The Novemberest Month

Well, last night at midnight, after our predicted snow turned to rain, this month broke the record: it was already the rainiest November ever on record, now it is the rainiest month ever, beating out December of 1933. And it will probably rain some more today.

But the funny thing was that in the weeklong break from the unending downpours, this was also just about the coldest November ever. We had temperatures well down in the teens, and up north a little bit they were in single digits, with wind chills below zero.

It was so cold that Hannah Belle, who had been paroled from the horse trailer to the previously escape-proof yearling pasture, went out of heat, escaped from the yearling pasture (we still don't know how) and ran up to the barn, where she stood demurely waiting outside the baby stall. She didn't break anything, eat anything, knock anything over, or do anything objectionable. She just stood waiting politely to be let IN to the baby stall, which she spends most of her time getting OUT of. If she had had a white flag, she would have been waving it.

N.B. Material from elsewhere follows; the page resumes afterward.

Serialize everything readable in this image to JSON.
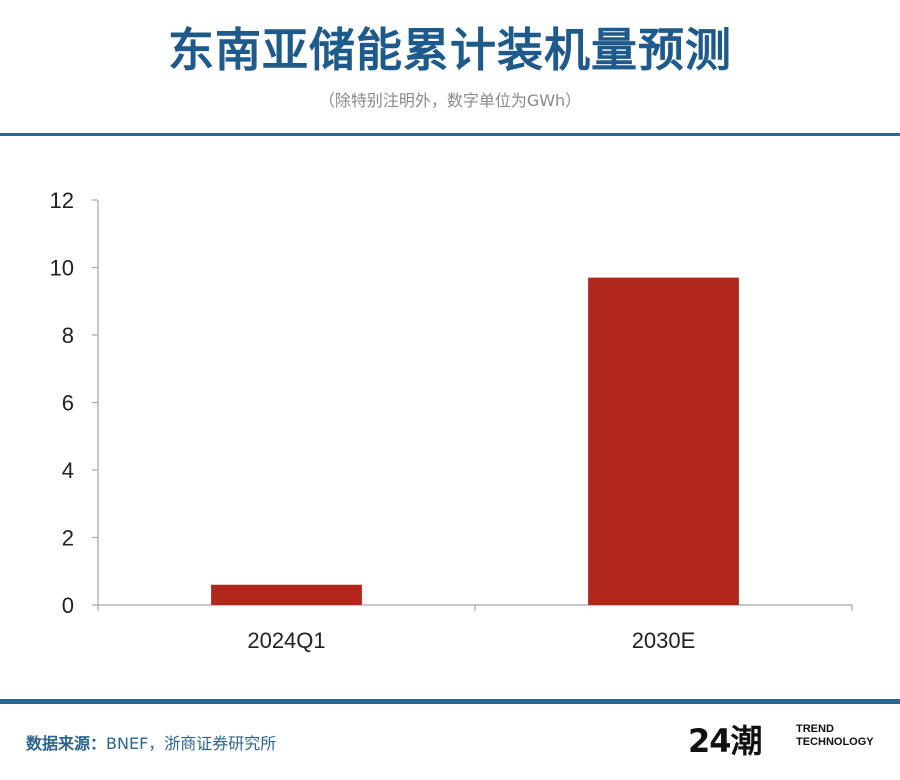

Why? Because that's where all the babies are, and they sleep together in a big toasty baby ball, which Hannah Belle usually wants nothing to do with.

But she was ready to join the furball sauna.

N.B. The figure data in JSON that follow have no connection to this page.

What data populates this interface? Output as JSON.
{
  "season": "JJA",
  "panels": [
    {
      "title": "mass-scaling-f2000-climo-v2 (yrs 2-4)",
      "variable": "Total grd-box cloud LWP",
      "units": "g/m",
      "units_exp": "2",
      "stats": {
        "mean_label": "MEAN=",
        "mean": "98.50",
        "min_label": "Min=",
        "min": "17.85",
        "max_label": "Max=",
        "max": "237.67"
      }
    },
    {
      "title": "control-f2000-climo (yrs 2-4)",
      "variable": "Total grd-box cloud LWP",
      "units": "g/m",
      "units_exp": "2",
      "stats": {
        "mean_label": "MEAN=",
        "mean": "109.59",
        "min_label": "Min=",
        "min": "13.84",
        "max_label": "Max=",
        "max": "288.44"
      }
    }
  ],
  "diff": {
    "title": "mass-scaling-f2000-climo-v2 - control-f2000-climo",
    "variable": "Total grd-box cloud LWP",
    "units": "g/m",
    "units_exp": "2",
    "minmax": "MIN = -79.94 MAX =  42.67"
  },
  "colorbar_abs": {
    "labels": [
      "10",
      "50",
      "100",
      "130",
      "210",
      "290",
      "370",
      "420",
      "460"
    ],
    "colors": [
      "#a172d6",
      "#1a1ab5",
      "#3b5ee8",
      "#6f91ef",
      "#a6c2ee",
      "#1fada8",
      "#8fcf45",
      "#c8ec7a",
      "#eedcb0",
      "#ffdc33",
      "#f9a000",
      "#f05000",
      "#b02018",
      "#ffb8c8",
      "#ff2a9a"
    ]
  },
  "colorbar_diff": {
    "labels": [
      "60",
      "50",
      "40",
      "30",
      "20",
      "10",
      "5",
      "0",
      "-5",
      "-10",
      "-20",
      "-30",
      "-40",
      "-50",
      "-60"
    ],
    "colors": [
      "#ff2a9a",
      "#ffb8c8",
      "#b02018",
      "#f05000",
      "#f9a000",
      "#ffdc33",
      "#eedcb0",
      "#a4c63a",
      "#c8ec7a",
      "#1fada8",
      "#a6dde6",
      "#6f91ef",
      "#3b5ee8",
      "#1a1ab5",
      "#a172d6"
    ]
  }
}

Thursday, November 23, 2006

Hannah Belle Gets Her Groove Back

Who doesn't want love?

For almost a year now, since the last breeding season, my daughter Hannah Belle, a former world class goat high jumper, has been pretty much strictly earthbound. Oh sure, now and then she would jump up on a cable spool. Or she'd jump up in the old apple tree. Normal type jumps, two or three or three and a half feet high.

She could hardly even be bothered to jump out of the big-girl stall, which has no upper doors, unless there was a grain party or something on the other side. She didn't jump the four foot fence, or the five foot fence, the way she used to. She didn't move magically from pasture to pasture, at will.

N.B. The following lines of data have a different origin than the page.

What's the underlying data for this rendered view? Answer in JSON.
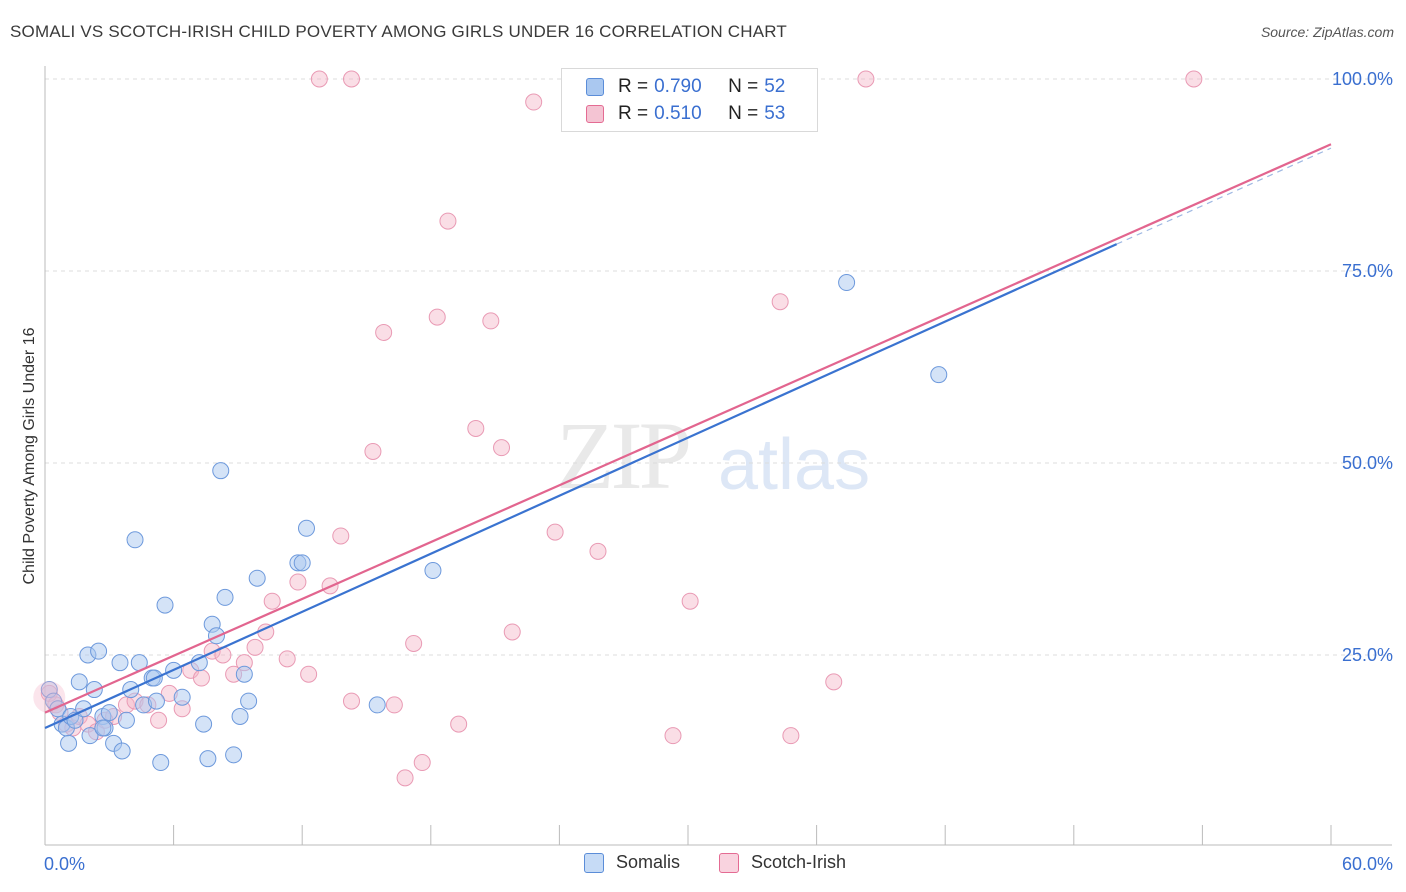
{
  "title": "SOMALI VS SCOTCH-IRISH CHILD POVERTY AMONG GIRLS UNDER 16 CORRELATION CHART",
  "source": "Source: ZipAtlas.com",
  "watermark": {
    "zip": "ZIP",
    "atlas": "atlas"
  },
  "colors": {
    "blue": "#5b8dd8",
    "blue_fill": "#aac8f0",
    "pink": "#e46b93",
    "pink_fill": "#f4b5c8",
    "axis_label": "#3a6fd0"
  },
  "legend": {
    "series": [
      {
        "name": "Somalis",
        "r_label": "R =",
        "r": "0.790",
        "n_label": "N =",
        "n": "52"
      },
      {
        "name": "Scotch-Irish",
        "r_label": "R =",
        "r": "0.510",
        "n_label": "N =",
        "n": "53"
      }
    ]
  },
  "chart_data": {
    "type": "scatter",
    "title": "SOMALI VS SCOTCH-IRISH CHILD POVERTY AMONG GIRLS UNDER 16 CORRELATION CHART",
    "xlabel": "",
    "ylabel": "Child Poverty Among Girls Under 16",
    "xlim": [
      0,
      60
    ],
    "ylim": [
      0,
      105
    ],
    "x_tick_labels": {
      "left": "0.0%",
      "right": "60.0%"
    },
    "y_ticks": [
      25,
      50,
      75,
      100
    ],
    "y_tick_labels": [
      "25.0%",
      "50.0%",
      "75.0%",
      "100.0%"
    ],
    "grid": true,
    "series": [
      {
        "name": "Somalis",
        "color": "#5b8dd8",
        "points": [
          [
            0.2,
            20.5
          ],
          [
            0.4,
            19.0
          ],
          [
            0.6,
            18.0
          ],
          [
            0.8,
            16.0
          ],
          [
            1.0,
            15.5
          ],
          [
            1.1,
            13.5
          ],
          [
            1.2,
            17.0
          ],
          [
            1.4,
            16.5
          ],
          [
            1.6,
            21.5
          ],
          [
            1.8,
            18.0
          ],
          [
            2.0,
            25.0
          ],
          [
            2.1,
            14.5
          ],
          [
            2.3,
            20.5
          ],
          [
            2.5,
            25.5
          ],
          [
            2.7,
            17.0
          ],
          [
            2.8,
            15.5
          ],
          [
            3.0,
            17.5
          ],
          [
            3.2,
            13.5
          ],
          [
            3.5,
            24.0
          ],
          [
            3.6,
            12.5
          ],
          [
            3.8,
            16.5
          ],
          [
            4.0,
            20.5
          ],
          [
            4.2,
            40.0
          ],
          [
            4.4,
            24.0
          ],
          [
            4.6,
            18.5
          ],
          [
            5.0,
            22.0
          ],
          [
            5.1,
            22.0
          ],
          [
            5.2,
            19.0
          ],
          [
            5.4,
            11.0
          ],
          [
            5.6,
            31.5
          ],
          [
            6.0,
            23.0
          ],
          [
            6.4,
            19.5
          ],
          [
            7.2,
            24.0
          ],
          [
            7.4,
            16.0
          ],
          [
            7.6,
            11.5
          ],
          [
            7.8,
            29.0
          ],
          [
            8.0,
            27.5
          ],
          [
            8.2,
            49.0
          ],
          [
            8.4,
            32.5
          ],
          [
            8.8,
            12.0
          ],
          [
            9.1,
            17.0
          ],
          [
            9.3,
            22.5
          ],
          [
            9.5,
            19.0
          ],
          [
            9.9,
            35.0
          ],
          [
            11.8,
            37.0
          ],
          [
            12.0,
            37.0
          ],
          [
            12.2,
            41.5
          ],
          [
            15.5,
            18.5
          ],
          [
            18.1,
            36.0
          ],
          [
            37.4,
            73.5
          ],
          [
            41.7,
            61.5
          ],
          [
            2.7,
            15.5
          ]
        ],
        "trend": {
          "x0": 0,
          "y0": 15.5,
          "x1": 50,
          "y1": 78.5,
          "dashed_to_x": 60,
          "dashed_to_y": 91.0
        }
      },
      {
        "name": "Scotch-Irish",
        "color": "#e46b93",
        "points": [
          [
            0.2,
            20.0
          ],
          [
            0.5,
            18.5
          ],
          [
            0.7,
            17.5
          ],
          [
            1.0,
            16.0
          ],
          [
            1.3,
            15.5
          ],
          [
            1.6,
            17.0
          ],
          [
            2.0,
            16.0
          ],
          [
            2.4,
            15.0
          ],
          [
            2.8,
            16.5
          ],
          [
            3.2,
            17.0
          ],
          [
            3.8,
            18.5
          ],
          [
            4.2,
            19.0
          ],
          [
            4.8,
            18.5
          ],
          [
            5.3,
            16.5
          ],
          [
            5.8,
            20.0
          ],
          [
            6.4,
            18.0
          ],
          [
            6.8,
            23.0
          ],
          [
            7.3,
            22.0
          ],
          [
            7.8,
            25.5
          ],
          [
            8.3,
            25.0
          ],
          [
            8.8,
            22.5
          ],
          [
            9.3,
            24.0
          ],
          [
            9.8,
            26.0
          ],
          [
            10.3,
            28.0
          ],
          [
            10.6,
            32.0
          ],
          [
            11.3,
            24.5
          ],
          [
            11.8,
            34.5
          ],
          [
            12.3,
            22.5
          ],
          [
            13.3,
            34.0
          ],
          [
            13.8,
            40.5
          ],
          [
            14.3,
            19.0
          ],
          [
            15.3,
            51.5
          ],
          [
            15.8,
            67.0
          ],
          [
            16.3,
            18.5
          ],
          [
            16.8,
            9.0
          ],
          [
            17.2,
            26.5
          ],
          [
            17.6,
            11.0
          ],
          [
            18.3,
            69.0
          ],
          [
            18.8,
            81.5
          ],
          [
            19.3,
            16.0
          ],
          [
            20.1,
            54.5
          ],
          [
            20.8,
            68.5
          ],
          [
            21.3,
            52.0
          ],
          [
            21.8,
            28.0
          ],
          [
            22.8,
            97.0
          ],
          [
            23.8,
            41.0
          ],
          [
            25.8,
            38.5
          ],
          [
            29.3,
            14.5
          ],
          [
            30.1,
            32.0
          ],
          [
            34.3,
            71.0
          ],
          [
            34.8,
            14.5
          ],
          [
            36.8,
            21.5
          ],
          [
            14.3,
            100.0
          ]
        ],
        "extra_points_top": [
          [
            12.8,
            100.0
          ],
          [
            38.3,
            100.0
          ],
          [
            53.6,
            100.0
          ]
        ],
        "trend": {
          "x0": 0,
          "y0": 17.5,
          "x1": 60,
          "y1": 91.5
        }
      }
    ]
  }
}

Now that she is almost three years old and a tad zaftig, we all thought she probably couldn't jump seriously any more. Not that she just didn't feel like it.

Well, we were wrong. Hannah Belle has come back into heat, and like Popeye with the spinach, she has her superpowers back. She jumped the four foot wall, trying to get to visit her boyfriend. So the farmer put another rail up above, at a little over five feet. It took some figuring, and some calculating - she backs up and steps off the distance, like those field goal kickers you see on tv, then does a couple of practice runs, then makes the jump - but that was no problem either.

From there she squeezes under the upper pasture gate, then goes down and jumps the lower pasture fence, then squeezes through the marsh-side fence at the bottom of the lower pasture (filled with holes courtesy of Willen the bad pony), squeezes back under the fence on the other side, and sashays up to the buck pen, where she parades nonstop in front of the bucks, driving them a little further, if that is possible at this time of year, insane.

Anyway, if you would like to reach Hannah Belle for the next couple of days this is her address:

Hannah Belle Lecter
inside the Logan Horse Trailer
c/o Herron Hill Dairy Goats
Home, Washington

Wednesday, November 08, 2006

Holy Hip Boots!

We have seen a lot of rain but the rain we got this week this was really something. November is the wettest month of the year here, and averages 5.9 inches of rainfall. That's for the whole month. On Sunday alone we got seven inches, and then three more on Monday. Down in Shelton, about half an hour away, they got 12 inches in a single 24 hour period. I am not a meteorologist, but I can tell you for sure that when you get 12 inches of rain in a day, it's pretty soggy.

The farmer was engaging in some colorful vernacular, because water was coming into the barn and a trench had to be dug to get it to run out. The farmer asked if any of us would care to help with the digging of the trench, since we are the ones who live in the barn. But I believe that was what is known as a rhetorical question. Anyway, I pretended not to hear just in case.

And since it was a pineapple express, it was warm, too, which made everyone feel like they were in a really unpleasant sauna. Some flies who thought it was next year already prematurely woke up and staggered around the place drunkenly.